We cross another fjord on another ferry. The morning light hits the water and sparkles all the way to a mountain across the fjord. Everywhere in Norway is so picturesque; it is like a Banff or Jasper or Lake Louise everywhere we look.

All of the towns seem to have a beautiful clear lake and big majestic snow-peaked mountain behind them. These ferry crossing are like mini sightseeing cruises.

Once we're off the ferry we pedal a little ways, looking for a breakfast spot by the lake. We find a bunch of wild raspberries. Sharon eats hers, hand to mouth, while I put mine into a bag to eat with my cereal later, covered in milk and sugar.

We climb on our bicycles to a high point overlooking town. We can see the ferry come in as we finish breakfast. Sharon reports she saw two touring cyclists get off.

Soon we see the neon orange and neon lime green paint of Arran and Rebecca's bike frames cycle into view. "Hey Kiwis!" I yell.

We bicycle with our Kiwi friends, climbing a long steep pass over a mountain. We pull our bicycles to a stop at a cascading waterfall, as much to admire the scene as to take a breather from the arduous climb.

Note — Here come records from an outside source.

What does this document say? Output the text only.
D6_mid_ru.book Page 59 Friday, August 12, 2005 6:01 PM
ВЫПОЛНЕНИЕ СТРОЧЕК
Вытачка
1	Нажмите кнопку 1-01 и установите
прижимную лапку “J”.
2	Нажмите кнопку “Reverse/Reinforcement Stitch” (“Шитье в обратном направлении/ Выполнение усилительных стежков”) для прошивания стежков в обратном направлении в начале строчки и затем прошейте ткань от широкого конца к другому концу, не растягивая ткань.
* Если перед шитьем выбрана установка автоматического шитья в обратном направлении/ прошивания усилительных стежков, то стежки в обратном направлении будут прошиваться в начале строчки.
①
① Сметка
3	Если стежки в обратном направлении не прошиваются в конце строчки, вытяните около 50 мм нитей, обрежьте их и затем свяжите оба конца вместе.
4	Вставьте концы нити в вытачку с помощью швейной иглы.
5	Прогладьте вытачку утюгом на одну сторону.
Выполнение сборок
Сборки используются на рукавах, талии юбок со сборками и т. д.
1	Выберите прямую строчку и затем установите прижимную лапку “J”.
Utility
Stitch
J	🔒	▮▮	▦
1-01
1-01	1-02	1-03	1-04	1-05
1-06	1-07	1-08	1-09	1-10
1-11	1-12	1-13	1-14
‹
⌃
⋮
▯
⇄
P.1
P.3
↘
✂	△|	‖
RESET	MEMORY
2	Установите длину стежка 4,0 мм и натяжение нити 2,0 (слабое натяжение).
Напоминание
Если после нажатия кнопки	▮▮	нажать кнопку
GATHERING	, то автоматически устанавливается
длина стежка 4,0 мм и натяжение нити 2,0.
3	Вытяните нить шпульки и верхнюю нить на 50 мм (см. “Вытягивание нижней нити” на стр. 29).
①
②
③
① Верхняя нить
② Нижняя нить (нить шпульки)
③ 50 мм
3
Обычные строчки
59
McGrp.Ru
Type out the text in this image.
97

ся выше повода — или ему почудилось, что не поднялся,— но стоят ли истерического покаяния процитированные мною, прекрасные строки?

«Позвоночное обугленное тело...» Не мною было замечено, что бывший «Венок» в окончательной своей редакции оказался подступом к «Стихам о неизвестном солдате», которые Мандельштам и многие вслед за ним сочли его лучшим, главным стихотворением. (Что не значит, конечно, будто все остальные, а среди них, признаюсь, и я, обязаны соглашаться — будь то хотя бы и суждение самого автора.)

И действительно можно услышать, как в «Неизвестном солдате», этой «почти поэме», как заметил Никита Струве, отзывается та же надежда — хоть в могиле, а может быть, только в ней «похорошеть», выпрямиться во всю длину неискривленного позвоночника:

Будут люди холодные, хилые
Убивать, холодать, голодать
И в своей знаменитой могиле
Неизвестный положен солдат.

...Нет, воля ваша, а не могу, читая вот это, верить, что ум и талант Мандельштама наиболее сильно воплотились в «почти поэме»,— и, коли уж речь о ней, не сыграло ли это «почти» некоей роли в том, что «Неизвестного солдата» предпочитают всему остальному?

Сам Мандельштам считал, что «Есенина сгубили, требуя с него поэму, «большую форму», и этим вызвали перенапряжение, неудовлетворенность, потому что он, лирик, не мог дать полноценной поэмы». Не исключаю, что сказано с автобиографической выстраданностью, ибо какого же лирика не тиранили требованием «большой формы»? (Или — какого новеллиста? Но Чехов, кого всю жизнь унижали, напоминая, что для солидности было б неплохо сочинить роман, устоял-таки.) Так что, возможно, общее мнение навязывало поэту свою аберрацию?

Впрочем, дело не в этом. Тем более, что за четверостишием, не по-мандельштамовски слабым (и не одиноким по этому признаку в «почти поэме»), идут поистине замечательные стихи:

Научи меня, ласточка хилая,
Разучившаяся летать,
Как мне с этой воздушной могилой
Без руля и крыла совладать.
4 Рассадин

We get back on our touring bicycles and continue to climb. Sharon, riding beside Arran, grunts, "My worst nightmare is I climb a steep pass and discover I've gone the wrong way."

Arran grunts back, "My worst nightmare is I have to climb a steep pass."

We round a hairpin corner on our heavy touring bicycles and can see the road continue up and up and up around a series of bends. Arran lets out a loud groan.

Sharon says to him, "We have to go over that ridge, you know."

Arran whispers, "Did you hear about the cyclist that died?"

"No," Sharon says, surprised. "Where was this?"

Arran grunts again before answering, "Another cyclist threw them over the railing."

"I bet this was in Norway," Sharon says.

A quick descent brings us to a cherry stand where we stop to eat a basket (of cherries, not actually the basket itself, of course. We're hungry, but we're not stupid). After paying 20 Krullers into the self serve tin can, I trot to the house to get water from the lady there. She points to a stream and says, "You can get it right out of the stream. That's where this tap water comes from."

Arran had put his money into one of the tins on the stand. The woman comes over, bringing more cherries as they are almost depleted at the stand. She picks up one tin container. There is no money in it. She glares at us accusingly. Arran picks up the other container and rattles it reassuringly. "We put it in here," he says with a smile.

We leave the cherry stand and confront another steep climb. There is a toll for this great bicycle touring scenery. It is sunny and hot. My cotton long sleeve dress shirt springs a leak.

We have a quick descent on our touring bikes to Utna, Norway, where we planned on having a late lunch. We arrive at 2:20 PM. The only grocery store in town closed at 2 PM. We found that interesting, because according to Arran and Rebecca's travel book, stores in Norway are closed all day Sunday. Guess it needs an update.

A larger center, Odda, Norway, is 45 kilometres away. There is supposed to be a Rema 1000 food store there. Sharon and I decide that if we ride fast we can surely get there before 6. Guess it depends on how many killer ascents between here and there.

We jump on our touring bicycles and pedal past a breathtaking waterfall spilling off the top of a mountain. We bicycle through a 1.6 kilometre long tunnel that leaks.

We are cranking along steadily. When we're over halfway to Odda, a little white car slows down beside us. Arran rolls down the passenger window. "You guys are doing great," he says.

"You're not doing so bad yourself," I observe.

When we arrive at the store I elect to stay with our bicycles while Sharon goes in to shop for groceries. I tell Sharon that if she sees Arran in the store, ask him if he wants a ride back.

He isn't in there. He must have already got groceries and we missed him somehow.

After our grocery shopping spree, we mount our bicycles and ride out of town along a lake. Sharon spies a hiking trail along a river. Above us, a huge waterfall shoots over the mountain. Hot August days in Norway are great for huge waterfalls ... all the snow melting in the high country. There are cascades and waterfalls tumbling in all directions. The scenery in Norway is brilliant for bicycle tours.